沈黙は降伏②ー迷いと恐れ
教授との最後のメールをやり取りした後、しばらくしてccに入っていたアドバイザーの教授からメールが来ました。
アドバイザー
「見ていたけど、なかなか大変なことになったね。でも少し冷静になったら?成績なんて、卒業したら意味のない単なる記号だ。気にする必要ないよ」
はあ、このコメントには心底がっかり…教授の言動については一切ふれず、私への慰めもありません。とはいえ、アドバイザーのこの態度はある程度は想定していました。
このアドバイザーはどちらかというと「ことなかれ主義」で、トラブルは見て見ぬふりをする傾向がありました。しかもこのアドバイザーがこの教授を大学にひっぱってきたので、教授にケチがつくとアドバイザー自身にも影響が及ぶと考えていたのでは、と推測していました。アドバイザーの態度には非常にがっかりし失望し傷つきましたが、いずれにせよこの人にはもう期待できない(しない!)…と思いました。
アドバイザーに伝えました。
「私は、教授の言動に納得もいかないし他に言いたいこともあります。年明けに、この教授に対して正当な対応をするつもりです」
とはいえ、迷いや不安は消えない。
①これは本当は大したことではないのか、騒いでいるのは私だけなのか?
②私は外国人、しかも学生というマイノリティー(弱者)の立場である。そんな私に何ができるのか?
この時考えていたのは「”正当な形”で声をあげたい」ということでした。
私の職業を知る人からは「(例えば学内新聞などに)記事として書いちゃえば?」という声もありましたが、私は②のマイノリティーの立場でも活用できる”公的”な手段を、”段階”を踏んで進めていきたいと思っていました。それならば、もし今後他の学生が同じような経験をしても、「対抗する手段があるよ」と伝えることができるからです。
もし声をあげれば様々な対抗勢力や困難があるんだろうな、とは想像していました。途中でつぶされてしまう可能性もないとは言えません。ですが、そういう場合でも、公的な手段であれば何かしら防衛・対抗手段もあるのだろうと漠然と思っていました。
同じ授業を取っていた学生同士で連帯するという選択肢もありますが、このケースでは想定していませんでした。理由は後程の記事で述べます。

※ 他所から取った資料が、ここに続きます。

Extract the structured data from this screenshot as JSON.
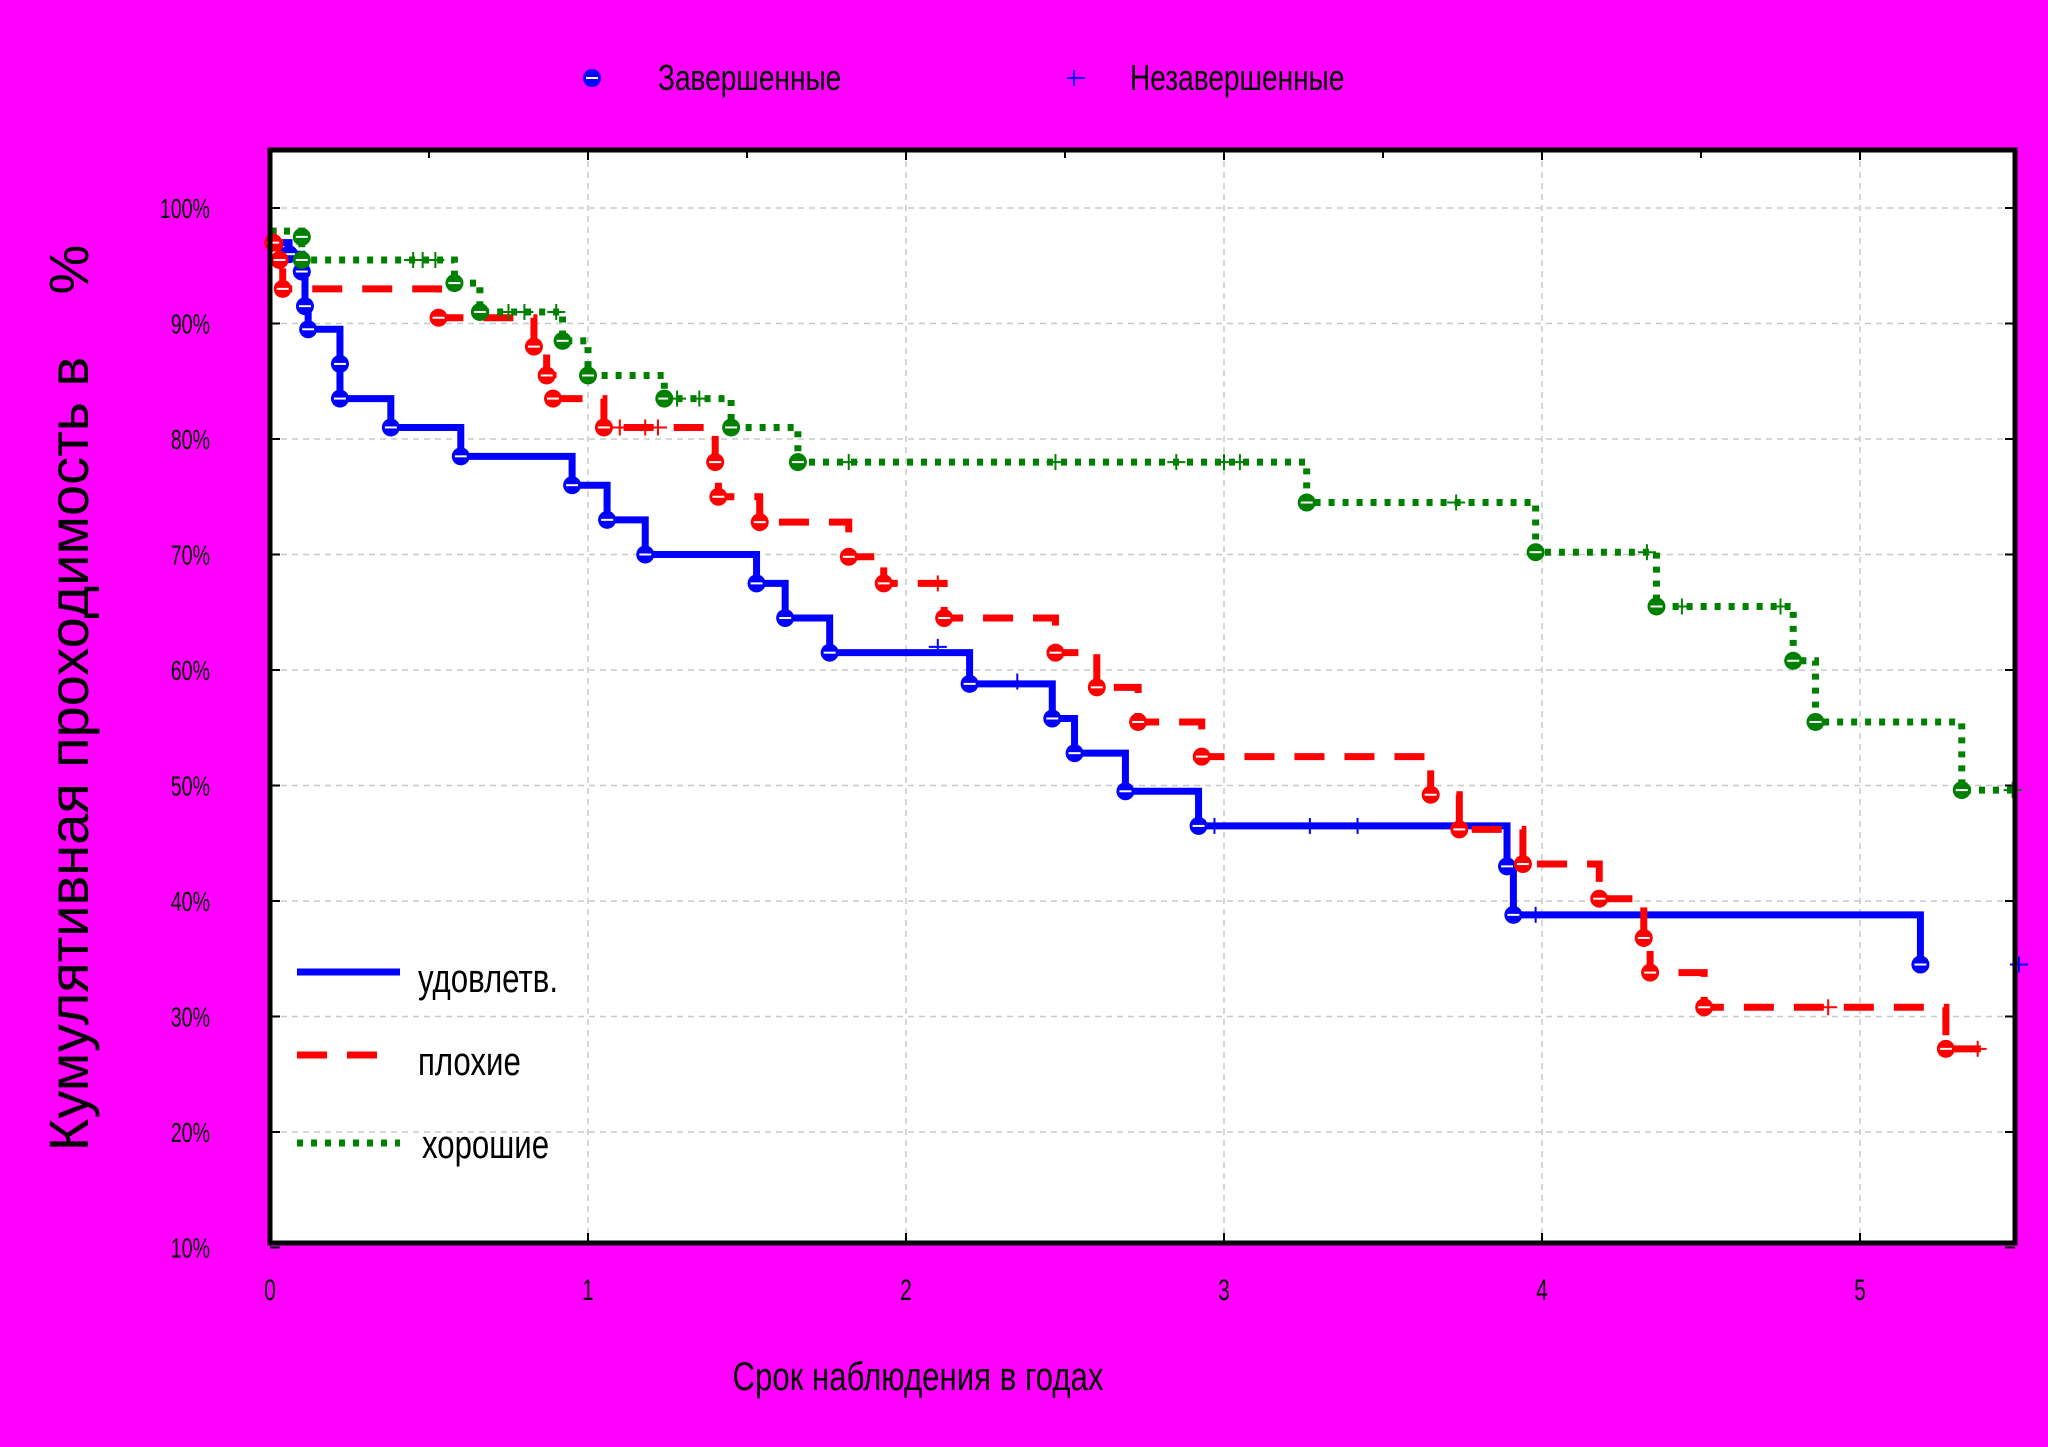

助けてくれたのは、別の専攻の留学生の友人たちでした。皆、アメリカで長く生活し、多かれ少なかれ同様の経験をしたことがあるのでしょう。今回の件を話し始めただけで「ああ、それはひどいね…」と事態を理解してくれました。
兄貴肌のニカラグア人のマインダートに相談すると、即座に「それは”オンブズマン事務局”に相談に行くべきだ。それと、”アウトリーチ&サポート事務局”。あとは”ストップバイアスチーム”と”留学生支援センター”にも行って!それからジェンダーなど機会均等事務局も」と、次から次へと頼るべき大学内の機関を列挙してくれました。それぞれ少しずつ、立場や重きを置いているポイントが異なるから、すべてに相談に行くといいよ、と付け加えて。
優しい性格のベラルーシ人のユーリは、「それは傷つくね」と一緒に嘆いてくれました。そのうえで、その教授の失点や指摘すべきポイント、主張の仕方などを一緒に整理してくれました。
アメリカに長年住んでいる日本人とも話しました。その方は「日本人は差別を受けた経験がない(または少ない)から、遭遇しても戸惑ってしまうだけで、なにも反応できない。だからこそ、なめられるのだ。自分自身が『えっ』と不快に感じたら、それはもう声をあげてよい、あげるべきだと思う」と淡々と話してくれました。
一方で、反対する友人もいます。同じ外国人学生でも「そんなことはよくあることだよ。言っても何も変わらないし、早く忘れたほうがいいよ」という人もいます。「あなたがそんなことで悲しんだり苦しんだりしてるのを見るのがつらい。そんなことよりも、せっかくの今を楽しんで」と言ってくれる人もいます。
それぞれ真実だと思います。私のことを思って言ってくれるのもありがたいことです。
リスクやデメリット等々、いろいろ吟味しつつ、「でもやっぱり黙って見逃すことはできない」という結論は揺るぎませんでした。
その教授は、私の自尊心を、尊厳を傷つけた。そんなことは許されないし、許されないことだということを、(ほんのわずかなダメージであったとしても)相手に知らせたい。と思いました。